Every Szereto collection also comes with an underlying (and often unexpected) theme that comes bleeding through, and this assemblage is no exception. The common thread of just how stacked the deck is against women (no matter the time period of the crime) is illustrated with vicious clarity. “Death By Chocolate” by CL Raven is one of the most batshit stories you’ll ever come across; a tale of a woman who tries to poison an entire town in 1871. It shows the era’s obsession with physiognomy, medieval mental health treatments, fashion-crazed reporting in the midst of a murder trial, and insane legal concessions in a way that makes you genuinely ask if the system wasn’t the equal of the crime. Stephen Wade’s “A Tale of Self Control and a Hammer” infuriates and shocks with the heinous crime of a British war hero who was essentially untouchable because of his WWII hero status. And most notably, the ever hard-hitting Shashi Kadapa blew my mind with “Revenge of the Nagpur Women”, which is quite simply the most righteous tale of mass female vengeance against a gang of Alex DeLarge-esque hooligans that you’ll ever read.
“The Life and Demise of England’s Universal Provider” by Jason Half is the educational favorite in the crop of new contributors; I intend to learn more about William Whiteley. Chris Edwards delivers the “so crazy it has to be true” piece with a first person perspective that echoes Joe R. Lansdale in “Bad Country People”. Iris Reinbacher introduced me to Japanese castration specialist Sada Abe with her essay, “Because I Loved Him”, and I may never be the same for it. Craig Pittman’s “The Beauty Queen and the Hit Men” shows that the tale of the bumbling idiot never goes out of style. “The Madison Square Garden Murder: The First Trial of the Century” by Tom Larsen is that story…the one that makes you ask yourself how you didn’t know about it already!
The absolute standout is “A Young Man in Trouble” by Priscilla Scott Rhoades. The personal touch that comes from both being a part of the story personally as well as being so deeply a part of the gay community of San Francisco in the early ‘80s that was affected by the crime makes it truly authentic. It doesn’t hurt that Rhoades tells the hell out of that story, either.
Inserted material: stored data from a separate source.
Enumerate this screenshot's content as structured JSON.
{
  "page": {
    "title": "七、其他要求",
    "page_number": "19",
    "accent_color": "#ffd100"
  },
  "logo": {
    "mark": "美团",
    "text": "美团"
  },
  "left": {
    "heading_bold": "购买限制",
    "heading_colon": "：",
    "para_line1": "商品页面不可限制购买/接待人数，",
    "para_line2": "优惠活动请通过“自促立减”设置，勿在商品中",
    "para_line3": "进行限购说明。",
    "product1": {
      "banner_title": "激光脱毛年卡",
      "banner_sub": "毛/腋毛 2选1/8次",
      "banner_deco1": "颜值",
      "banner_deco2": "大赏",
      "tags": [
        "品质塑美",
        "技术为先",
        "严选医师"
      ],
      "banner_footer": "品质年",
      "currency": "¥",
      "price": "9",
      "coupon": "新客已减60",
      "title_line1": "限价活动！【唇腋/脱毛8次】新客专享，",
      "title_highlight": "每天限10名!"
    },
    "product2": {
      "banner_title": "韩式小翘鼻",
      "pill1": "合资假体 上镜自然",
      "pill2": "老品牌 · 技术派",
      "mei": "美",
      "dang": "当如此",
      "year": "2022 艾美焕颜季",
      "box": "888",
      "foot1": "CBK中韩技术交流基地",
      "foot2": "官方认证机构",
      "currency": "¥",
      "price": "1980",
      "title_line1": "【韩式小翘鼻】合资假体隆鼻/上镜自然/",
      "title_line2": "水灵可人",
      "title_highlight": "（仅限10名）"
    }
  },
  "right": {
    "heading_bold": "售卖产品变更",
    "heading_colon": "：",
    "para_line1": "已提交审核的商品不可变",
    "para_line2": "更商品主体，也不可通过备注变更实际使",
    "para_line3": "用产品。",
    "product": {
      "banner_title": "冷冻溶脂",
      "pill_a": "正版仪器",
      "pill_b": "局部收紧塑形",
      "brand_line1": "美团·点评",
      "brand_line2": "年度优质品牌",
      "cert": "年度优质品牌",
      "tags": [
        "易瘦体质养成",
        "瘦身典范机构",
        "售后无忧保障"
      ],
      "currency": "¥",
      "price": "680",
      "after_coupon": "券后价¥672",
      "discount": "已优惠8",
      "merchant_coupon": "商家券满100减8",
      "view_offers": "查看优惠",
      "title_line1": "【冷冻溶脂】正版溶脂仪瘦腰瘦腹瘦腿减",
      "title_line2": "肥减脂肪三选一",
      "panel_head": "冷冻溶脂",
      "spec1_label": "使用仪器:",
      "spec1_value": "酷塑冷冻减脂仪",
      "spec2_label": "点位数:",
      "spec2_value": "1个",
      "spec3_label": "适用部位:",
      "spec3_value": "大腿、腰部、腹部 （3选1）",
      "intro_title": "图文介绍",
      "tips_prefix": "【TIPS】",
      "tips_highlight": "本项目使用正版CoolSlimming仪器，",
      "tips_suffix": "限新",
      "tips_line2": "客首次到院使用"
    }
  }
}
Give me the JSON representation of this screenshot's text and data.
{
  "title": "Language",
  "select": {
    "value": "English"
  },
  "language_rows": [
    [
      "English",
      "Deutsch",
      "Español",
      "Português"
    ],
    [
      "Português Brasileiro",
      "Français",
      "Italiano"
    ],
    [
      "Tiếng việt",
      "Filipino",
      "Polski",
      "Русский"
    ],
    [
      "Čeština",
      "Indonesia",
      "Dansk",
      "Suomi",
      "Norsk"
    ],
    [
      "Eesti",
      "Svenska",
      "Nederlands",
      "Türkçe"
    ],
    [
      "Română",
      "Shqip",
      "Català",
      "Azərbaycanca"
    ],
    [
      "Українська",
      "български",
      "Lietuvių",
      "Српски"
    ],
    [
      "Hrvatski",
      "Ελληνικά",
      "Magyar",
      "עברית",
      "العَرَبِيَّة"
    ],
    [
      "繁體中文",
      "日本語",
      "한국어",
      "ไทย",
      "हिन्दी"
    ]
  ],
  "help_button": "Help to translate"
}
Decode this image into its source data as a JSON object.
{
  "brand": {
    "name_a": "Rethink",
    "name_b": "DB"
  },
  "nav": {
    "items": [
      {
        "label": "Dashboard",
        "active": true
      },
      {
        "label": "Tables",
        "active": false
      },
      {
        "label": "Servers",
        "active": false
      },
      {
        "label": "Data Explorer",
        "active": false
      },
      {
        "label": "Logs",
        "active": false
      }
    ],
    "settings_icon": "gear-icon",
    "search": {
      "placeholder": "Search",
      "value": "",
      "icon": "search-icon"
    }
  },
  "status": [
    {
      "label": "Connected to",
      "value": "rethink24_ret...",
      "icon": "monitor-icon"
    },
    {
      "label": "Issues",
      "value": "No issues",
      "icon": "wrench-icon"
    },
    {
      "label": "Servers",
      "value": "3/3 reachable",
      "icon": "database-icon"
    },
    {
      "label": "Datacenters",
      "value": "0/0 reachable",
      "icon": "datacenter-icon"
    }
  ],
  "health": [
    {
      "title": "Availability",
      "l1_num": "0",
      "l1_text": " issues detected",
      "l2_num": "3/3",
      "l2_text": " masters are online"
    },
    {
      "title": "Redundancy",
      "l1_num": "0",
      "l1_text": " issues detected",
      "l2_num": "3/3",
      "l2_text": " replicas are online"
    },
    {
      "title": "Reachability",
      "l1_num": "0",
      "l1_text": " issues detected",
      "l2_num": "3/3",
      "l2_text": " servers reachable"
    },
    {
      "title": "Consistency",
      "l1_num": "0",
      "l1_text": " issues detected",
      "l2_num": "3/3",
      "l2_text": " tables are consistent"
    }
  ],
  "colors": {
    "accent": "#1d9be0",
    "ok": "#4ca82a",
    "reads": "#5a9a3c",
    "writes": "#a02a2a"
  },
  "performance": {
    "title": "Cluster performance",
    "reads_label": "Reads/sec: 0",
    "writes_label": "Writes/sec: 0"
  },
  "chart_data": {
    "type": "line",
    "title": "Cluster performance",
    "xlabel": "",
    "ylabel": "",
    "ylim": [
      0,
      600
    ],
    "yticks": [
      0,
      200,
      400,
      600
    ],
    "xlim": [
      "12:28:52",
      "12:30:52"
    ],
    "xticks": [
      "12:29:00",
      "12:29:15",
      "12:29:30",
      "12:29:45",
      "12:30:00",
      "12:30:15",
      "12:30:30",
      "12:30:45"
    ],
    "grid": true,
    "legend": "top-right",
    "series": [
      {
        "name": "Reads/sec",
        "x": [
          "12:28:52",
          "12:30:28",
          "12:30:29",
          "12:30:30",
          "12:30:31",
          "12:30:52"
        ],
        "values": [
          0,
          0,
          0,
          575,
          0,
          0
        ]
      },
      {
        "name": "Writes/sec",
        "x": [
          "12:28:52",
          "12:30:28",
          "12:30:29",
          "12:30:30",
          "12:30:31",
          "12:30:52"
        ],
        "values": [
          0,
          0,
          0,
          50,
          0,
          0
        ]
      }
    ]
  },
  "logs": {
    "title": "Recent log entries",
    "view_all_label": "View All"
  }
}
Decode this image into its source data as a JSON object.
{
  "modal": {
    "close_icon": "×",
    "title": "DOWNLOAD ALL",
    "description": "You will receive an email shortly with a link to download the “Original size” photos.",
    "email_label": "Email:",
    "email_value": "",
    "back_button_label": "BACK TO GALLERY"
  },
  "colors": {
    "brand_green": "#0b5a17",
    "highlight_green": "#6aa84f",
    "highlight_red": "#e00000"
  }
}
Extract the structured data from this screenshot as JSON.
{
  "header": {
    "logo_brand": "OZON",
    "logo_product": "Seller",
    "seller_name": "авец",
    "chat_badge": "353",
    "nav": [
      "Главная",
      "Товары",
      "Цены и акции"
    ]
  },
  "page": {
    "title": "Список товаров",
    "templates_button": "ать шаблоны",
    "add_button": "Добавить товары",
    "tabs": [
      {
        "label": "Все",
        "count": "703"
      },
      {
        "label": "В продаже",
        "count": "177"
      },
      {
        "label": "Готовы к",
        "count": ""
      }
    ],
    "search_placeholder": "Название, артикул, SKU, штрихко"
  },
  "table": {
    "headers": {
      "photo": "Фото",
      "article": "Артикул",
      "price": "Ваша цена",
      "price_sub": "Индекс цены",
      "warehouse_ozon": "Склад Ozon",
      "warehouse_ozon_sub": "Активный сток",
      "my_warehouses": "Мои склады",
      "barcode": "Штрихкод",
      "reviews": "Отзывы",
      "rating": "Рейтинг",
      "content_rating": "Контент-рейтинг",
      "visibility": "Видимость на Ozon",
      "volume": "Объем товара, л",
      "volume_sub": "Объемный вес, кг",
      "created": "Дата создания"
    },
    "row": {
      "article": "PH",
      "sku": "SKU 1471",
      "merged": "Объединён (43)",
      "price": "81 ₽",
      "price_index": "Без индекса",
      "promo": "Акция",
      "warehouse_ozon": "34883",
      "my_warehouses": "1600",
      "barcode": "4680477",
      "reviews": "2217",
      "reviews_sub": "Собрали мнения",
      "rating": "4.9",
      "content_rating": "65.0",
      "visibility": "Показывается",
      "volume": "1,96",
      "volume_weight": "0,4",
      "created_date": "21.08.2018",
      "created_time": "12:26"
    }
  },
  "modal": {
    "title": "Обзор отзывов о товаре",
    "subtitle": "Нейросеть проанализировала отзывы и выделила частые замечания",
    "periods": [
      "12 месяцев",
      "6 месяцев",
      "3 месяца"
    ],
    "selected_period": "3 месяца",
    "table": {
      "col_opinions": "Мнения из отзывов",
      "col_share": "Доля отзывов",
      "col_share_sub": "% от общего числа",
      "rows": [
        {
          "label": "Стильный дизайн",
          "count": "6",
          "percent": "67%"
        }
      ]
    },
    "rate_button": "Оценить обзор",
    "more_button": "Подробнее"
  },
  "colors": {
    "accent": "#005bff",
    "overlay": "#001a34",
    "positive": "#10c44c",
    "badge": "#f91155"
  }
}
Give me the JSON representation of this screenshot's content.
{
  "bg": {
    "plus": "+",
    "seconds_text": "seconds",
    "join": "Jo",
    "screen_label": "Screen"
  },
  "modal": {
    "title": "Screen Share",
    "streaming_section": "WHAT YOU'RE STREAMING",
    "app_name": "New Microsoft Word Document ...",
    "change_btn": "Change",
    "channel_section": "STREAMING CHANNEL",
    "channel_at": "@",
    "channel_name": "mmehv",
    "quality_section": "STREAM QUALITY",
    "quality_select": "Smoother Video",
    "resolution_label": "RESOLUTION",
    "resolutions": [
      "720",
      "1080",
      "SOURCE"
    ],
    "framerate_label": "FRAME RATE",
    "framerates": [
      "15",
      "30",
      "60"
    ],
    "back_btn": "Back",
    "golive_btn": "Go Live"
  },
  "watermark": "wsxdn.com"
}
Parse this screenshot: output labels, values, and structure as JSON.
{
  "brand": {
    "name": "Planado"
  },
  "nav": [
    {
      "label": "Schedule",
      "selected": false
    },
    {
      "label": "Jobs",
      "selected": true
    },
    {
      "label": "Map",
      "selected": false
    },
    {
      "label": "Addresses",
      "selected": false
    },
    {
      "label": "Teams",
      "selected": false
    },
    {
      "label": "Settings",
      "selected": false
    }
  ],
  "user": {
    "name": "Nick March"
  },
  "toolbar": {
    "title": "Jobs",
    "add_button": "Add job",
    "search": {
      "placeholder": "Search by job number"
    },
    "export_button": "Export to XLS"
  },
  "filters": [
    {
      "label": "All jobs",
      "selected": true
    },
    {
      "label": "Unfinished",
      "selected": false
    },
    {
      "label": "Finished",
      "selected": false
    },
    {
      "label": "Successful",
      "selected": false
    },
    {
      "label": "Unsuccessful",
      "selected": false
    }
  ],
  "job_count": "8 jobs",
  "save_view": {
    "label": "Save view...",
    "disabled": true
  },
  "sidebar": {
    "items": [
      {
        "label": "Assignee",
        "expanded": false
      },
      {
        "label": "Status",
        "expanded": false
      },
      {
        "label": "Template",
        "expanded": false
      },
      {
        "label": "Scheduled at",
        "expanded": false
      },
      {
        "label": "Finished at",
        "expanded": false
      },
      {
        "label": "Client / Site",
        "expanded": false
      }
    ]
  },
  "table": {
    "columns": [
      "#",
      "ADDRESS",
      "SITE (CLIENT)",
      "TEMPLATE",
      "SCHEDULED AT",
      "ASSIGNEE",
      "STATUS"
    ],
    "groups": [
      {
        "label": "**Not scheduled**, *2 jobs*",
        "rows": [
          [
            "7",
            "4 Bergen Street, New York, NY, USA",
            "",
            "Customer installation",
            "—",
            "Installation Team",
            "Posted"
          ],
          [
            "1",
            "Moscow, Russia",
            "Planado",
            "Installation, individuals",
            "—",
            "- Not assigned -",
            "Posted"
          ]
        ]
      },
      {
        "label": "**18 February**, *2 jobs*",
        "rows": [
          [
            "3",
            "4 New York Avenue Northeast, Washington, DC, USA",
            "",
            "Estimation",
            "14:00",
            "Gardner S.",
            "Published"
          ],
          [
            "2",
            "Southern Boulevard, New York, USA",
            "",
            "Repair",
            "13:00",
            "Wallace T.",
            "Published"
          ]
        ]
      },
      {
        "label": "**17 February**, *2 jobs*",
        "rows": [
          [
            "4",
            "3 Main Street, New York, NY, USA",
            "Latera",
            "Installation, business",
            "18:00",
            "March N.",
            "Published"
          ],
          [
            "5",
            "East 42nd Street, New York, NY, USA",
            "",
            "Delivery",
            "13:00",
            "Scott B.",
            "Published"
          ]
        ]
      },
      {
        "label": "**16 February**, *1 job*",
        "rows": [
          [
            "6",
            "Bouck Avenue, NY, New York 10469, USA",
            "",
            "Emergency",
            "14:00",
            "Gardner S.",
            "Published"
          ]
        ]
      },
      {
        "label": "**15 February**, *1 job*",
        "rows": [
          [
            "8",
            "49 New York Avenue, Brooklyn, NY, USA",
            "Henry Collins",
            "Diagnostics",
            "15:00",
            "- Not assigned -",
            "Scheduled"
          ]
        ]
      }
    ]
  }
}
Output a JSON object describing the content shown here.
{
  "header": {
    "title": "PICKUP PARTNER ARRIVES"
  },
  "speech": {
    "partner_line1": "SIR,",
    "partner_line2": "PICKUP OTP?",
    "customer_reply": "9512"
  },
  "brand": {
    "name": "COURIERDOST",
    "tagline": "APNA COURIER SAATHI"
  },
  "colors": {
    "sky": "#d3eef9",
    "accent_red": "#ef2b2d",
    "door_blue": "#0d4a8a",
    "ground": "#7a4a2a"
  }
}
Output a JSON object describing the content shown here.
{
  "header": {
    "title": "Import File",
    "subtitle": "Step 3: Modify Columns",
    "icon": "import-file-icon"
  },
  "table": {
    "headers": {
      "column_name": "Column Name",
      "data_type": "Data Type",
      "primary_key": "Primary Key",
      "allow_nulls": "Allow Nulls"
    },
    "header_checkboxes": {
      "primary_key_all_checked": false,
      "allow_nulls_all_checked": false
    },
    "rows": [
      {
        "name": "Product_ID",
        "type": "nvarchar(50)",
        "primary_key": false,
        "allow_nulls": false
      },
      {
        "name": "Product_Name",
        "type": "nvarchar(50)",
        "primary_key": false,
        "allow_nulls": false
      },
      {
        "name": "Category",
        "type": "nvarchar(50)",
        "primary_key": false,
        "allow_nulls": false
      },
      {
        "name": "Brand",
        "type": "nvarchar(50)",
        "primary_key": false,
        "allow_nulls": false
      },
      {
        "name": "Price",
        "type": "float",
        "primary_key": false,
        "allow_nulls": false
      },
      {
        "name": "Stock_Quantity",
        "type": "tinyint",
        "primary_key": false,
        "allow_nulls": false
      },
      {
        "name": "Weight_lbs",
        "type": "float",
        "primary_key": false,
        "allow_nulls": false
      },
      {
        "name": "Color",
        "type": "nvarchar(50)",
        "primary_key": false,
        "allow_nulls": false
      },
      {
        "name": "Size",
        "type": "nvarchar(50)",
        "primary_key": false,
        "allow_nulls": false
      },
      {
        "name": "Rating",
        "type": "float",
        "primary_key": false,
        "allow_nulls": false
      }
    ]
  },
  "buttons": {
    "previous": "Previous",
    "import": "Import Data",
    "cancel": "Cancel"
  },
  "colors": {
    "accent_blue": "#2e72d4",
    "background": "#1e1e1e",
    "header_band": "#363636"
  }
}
There are even cool Easter eggs about famous rock bands, and I bet you didn’t see that one coming!
Top to bottom, The Best New True Crime Stories: Crimes of Passion, Obsession, & Revenge is Mitzi Szereto’s most thoughtfully constructed and fully stacked collection I’ve yet to read. There’s no filler. Everyone writes something deeper and also scratches that true crime itch that you came for.
Even if you didn’t know it needed scratching until now.